33 566 Financieel en sociaaleconomisch beleid

Nr. 39 BRIEF VAN DE MINISTER VAN SOCIALE ZAKEN EN WERKGELEGENHEID

Aan de Voorzitter van de Tweede Kamer der Staten-Generaal

Den Haag, 25 april 2013

Bij de regeling van werkzaamheden (Handelingen II 2012/13, nr. 80, Regeling van Werkzaamheden) heeft de heer Van Weyenberg enkele vragen gesteld naar aanleiding van mijn brief van gisteren over de activering van het quotum (Kamerstuk 33 566, nr. 38). Deze brief hebben de staatssecretaris en ik op verzoek van de Kamer gestuurd omdat er bij de Kamer onduidelijkheid was over het besprokene tijdens het debat van 17 april jongstleden (Handelingen II 2012/13, nr. 76, debat over het sociaal akkoord).

Tijdens dat debat zijn veel jaartallen en aantallen gewisseld over wanneer en hoeveel mensen met een arbeidsbeperking onder de baangarantie van sociale partners zullen vallen.

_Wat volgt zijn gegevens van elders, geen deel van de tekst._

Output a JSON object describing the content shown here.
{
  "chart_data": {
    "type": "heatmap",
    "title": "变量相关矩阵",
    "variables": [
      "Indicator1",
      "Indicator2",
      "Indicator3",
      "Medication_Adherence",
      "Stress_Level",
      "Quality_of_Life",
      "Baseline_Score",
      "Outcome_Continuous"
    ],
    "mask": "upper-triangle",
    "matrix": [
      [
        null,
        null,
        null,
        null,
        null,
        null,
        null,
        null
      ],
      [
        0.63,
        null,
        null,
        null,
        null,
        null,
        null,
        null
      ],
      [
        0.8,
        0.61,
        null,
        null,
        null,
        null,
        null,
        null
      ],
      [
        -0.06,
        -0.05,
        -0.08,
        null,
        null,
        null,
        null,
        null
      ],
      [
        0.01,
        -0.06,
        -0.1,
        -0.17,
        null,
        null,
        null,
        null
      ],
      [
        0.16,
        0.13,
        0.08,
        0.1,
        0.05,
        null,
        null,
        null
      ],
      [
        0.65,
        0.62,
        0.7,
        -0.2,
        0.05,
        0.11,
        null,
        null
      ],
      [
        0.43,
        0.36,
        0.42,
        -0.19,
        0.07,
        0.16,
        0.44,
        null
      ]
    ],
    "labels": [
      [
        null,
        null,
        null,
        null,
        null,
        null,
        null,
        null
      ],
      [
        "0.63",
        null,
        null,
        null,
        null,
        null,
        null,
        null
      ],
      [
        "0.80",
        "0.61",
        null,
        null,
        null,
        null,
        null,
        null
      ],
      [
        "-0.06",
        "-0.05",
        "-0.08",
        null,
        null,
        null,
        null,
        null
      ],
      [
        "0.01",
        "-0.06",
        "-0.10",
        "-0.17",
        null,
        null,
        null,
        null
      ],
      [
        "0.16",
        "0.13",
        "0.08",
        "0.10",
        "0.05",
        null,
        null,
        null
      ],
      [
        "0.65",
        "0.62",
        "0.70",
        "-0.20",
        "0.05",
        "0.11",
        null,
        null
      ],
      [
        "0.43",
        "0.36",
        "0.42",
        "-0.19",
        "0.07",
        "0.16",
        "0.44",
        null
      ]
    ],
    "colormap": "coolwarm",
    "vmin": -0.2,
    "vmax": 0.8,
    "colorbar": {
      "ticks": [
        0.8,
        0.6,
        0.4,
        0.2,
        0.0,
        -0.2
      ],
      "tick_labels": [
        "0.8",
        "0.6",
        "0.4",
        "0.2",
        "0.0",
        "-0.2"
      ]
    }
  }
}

De brief die de staatssecretaris en ik u gisteren stuurden, zet de afspraken rond activering van het quotum op een rij. Zoals uit de kabinetsbrief d.d. 11 april 2013 (Kamerstuk 33 566, nr. 15) blijkt, vloeit uit het akkoord van het kabinet met de sociale partners voort dat werkgevers in de markt (inclusief zorg) zich garantstellen voor 2.500 extra banen in 2014, 5.000 extra banen in 2015 en oplopend met 1.000 banen per jaar naar 10.000 extra per jaar in 2020, tot in 2026 een maximum van 100.000 extra werkenden is bereikt. Deze afspraak zal worden gemonitord; als er onvoldoende banen worden gerealiseerd treedt, na overleg met sociale partners en gemeenten, een quotumregeling in werking met dezelfde aantallen. In 2016 is de eerste meting; dan moeten er 11.000 banen zijn gerealiseerd. Het quotum wordt wettelijk vastgelegd.

Volgens het verslag van uw Kamer zei de heer Pechtold dat in 2015 het getal 5.000 een resultaatsverplichting is. Als in 2016 blijkt dat het in 2015 niet gehaald wordt, gaat het quotum in.

In mijn reactie op deze mededeling heb ik met instemming gereageerd op de bekrachtiging van de niet-vrijblijvendheid van onze afspraken met sociale partners. Ik veronderstelde bekend welke afspraken we met sociale partners hadden gemaakt, namelijk dat het quotum ingaat als de aantallen van 2015 en 2016 (5.000 + 6.000) niet gehaald worden. Ik verwijs voor de afspraken daarbij nogmaals naar de brief van gisteren.

Indien de indieners van de motie (Kamerstuk 33 566, nr. 19) bovenstaande hebben bedoeld, laat ik het oordeel aan de Kamer. Indien de indieners bedoelen dat het quotum in moet gaan als de aantallen van 2015 niet gehaald zijn, ontraad ik deze motie.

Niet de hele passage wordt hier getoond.